The largest US banks are shifting their focus from monitoring crypto to operational planning and selective rollouts.

Over half of the 25 largest US banks are now weighing or rolling out crypto-related products.

An Aug. 8 status chart shared by River that tracks the giants across two lanes, custody and trading. 

The snapshot shows multiple firms moving from “not yet” to “exploring,” “announced,” or restricted access for high-net-worth clients, indicating that digital asset offerings are steadily entering mainstream wealth and capital-markets pipelines.

Concrete moves since early 2024 help explain the shift. Morgan Stanley considered letting its 15,000 brokers recommend spot Bitcoin exchange-traded funds (ETFs) to clients, working on guardrails for suitability and allocations, a sign of expanding distribution beyond unsolicited orders. 

More recently, Charles Schwab’s chief executive said that the brokerage plans to add Bitcoin and Ethereum trading for customers, citing strong demand to view all holdings on a single platform. 

PNC went further on the banking side, selecting Coinbase so that wealth and asset management customers can trade crypto directly through their PNC accounts rather than a separate venue. 

Custody and tokenization are advancing in parallel.
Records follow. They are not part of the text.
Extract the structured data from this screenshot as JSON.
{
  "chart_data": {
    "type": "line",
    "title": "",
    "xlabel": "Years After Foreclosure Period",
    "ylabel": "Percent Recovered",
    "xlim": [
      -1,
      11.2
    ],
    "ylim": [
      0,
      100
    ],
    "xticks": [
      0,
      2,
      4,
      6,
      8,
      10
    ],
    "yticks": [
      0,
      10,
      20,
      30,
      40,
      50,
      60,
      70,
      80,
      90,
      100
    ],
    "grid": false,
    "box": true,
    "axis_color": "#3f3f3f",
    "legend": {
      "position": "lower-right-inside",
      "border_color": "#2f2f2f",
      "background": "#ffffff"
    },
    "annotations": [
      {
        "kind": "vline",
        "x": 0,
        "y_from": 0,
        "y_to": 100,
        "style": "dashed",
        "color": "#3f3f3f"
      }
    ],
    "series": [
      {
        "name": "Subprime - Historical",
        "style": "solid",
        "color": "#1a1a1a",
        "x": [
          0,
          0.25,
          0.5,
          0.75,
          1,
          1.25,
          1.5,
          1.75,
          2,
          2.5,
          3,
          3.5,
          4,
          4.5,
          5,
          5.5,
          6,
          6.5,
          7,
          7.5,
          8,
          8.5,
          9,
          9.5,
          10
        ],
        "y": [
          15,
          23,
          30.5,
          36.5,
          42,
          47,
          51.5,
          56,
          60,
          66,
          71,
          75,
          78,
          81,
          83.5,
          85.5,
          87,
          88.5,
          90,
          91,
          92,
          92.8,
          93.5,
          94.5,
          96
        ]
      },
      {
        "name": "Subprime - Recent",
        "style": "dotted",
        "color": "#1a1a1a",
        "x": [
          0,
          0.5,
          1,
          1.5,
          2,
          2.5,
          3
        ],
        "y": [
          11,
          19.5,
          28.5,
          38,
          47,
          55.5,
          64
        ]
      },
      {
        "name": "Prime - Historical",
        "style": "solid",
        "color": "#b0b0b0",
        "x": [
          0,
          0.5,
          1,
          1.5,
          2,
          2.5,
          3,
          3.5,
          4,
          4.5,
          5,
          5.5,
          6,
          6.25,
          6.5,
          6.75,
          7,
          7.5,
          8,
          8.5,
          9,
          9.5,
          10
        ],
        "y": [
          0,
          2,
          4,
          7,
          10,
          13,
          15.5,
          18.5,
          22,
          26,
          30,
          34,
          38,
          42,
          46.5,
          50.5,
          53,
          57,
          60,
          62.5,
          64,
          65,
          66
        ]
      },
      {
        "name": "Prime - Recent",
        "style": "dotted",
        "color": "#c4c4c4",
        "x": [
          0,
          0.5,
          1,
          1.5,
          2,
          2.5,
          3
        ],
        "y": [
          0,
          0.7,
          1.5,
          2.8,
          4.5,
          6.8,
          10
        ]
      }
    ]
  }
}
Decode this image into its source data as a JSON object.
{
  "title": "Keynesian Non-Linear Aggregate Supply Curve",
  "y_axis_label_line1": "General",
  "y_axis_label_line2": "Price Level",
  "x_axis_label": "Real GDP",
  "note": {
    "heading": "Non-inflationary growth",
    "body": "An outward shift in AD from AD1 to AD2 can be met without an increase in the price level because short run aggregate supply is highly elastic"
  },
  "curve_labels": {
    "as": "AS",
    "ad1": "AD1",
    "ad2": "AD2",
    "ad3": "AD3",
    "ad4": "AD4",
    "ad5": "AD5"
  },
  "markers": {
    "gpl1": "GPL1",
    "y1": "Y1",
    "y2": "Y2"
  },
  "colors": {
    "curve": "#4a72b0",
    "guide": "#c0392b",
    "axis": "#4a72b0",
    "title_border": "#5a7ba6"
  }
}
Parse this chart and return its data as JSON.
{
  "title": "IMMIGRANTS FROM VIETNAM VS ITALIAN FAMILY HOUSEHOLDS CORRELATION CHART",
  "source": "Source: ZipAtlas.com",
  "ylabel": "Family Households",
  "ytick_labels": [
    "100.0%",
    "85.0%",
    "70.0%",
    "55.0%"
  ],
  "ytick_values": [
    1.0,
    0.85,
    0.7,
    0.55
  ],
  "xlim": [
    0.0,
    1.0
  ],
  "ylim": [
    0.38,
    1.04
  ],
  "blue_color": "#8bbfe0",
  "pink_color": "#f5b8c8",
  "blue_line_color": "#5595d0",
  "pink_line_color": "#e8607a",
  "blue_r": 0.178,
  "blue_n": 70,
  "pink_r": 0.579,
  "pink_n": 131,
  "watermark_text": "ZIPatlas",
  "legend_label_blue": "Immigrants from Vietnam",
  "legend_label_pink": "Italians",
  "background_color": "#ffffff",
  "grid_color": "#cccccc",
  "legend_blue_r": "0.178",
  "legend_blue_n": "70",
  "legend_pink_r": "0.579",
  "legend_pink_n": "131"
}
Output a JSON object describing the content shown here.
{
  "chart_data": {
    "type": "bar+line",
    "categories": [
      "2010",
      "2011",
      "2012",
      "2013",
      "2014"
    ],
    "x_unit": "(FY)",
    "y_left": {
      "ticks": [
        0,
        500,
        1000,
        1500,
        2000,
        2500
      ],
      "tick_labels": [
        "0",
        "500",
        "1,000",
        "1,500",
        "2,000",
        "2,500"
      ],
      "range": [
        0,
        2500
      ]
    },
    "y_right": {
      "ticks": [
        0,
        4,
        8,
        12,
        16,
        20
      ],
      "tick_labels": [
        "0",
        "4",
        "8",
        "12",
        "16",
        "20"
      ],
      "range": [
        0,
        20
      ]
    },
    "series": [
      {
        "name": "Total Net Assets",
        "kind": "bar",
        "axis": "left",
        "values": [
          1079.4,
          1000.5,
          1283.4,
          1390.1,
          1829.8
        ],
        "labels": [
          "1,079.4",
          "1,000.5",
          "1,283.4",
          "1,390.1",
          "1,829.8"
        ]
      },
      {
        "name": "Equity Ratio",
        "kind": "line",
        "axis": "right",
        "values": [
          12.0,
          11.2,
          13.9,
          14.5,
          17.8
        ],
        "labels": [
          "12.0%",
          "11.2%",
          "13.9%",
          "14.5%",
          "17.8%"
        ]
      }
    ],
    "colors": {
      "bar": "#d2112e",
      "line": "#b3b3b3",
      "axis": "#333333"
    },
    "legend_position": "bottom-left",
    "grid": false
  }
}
State Street signaled plans to launch a stablecoin and tokenized deposits to improve settlement, followed by efforts to tokenize bonds and money market shares.

BNY Mellon has been surfacing repeatedly in filings and product builds, including administrator and cash-custodian roles in ETF documents. Additionally, the bank appeared as custodian for reserves tied to Ripple’s RLUSD stablecoin more recently.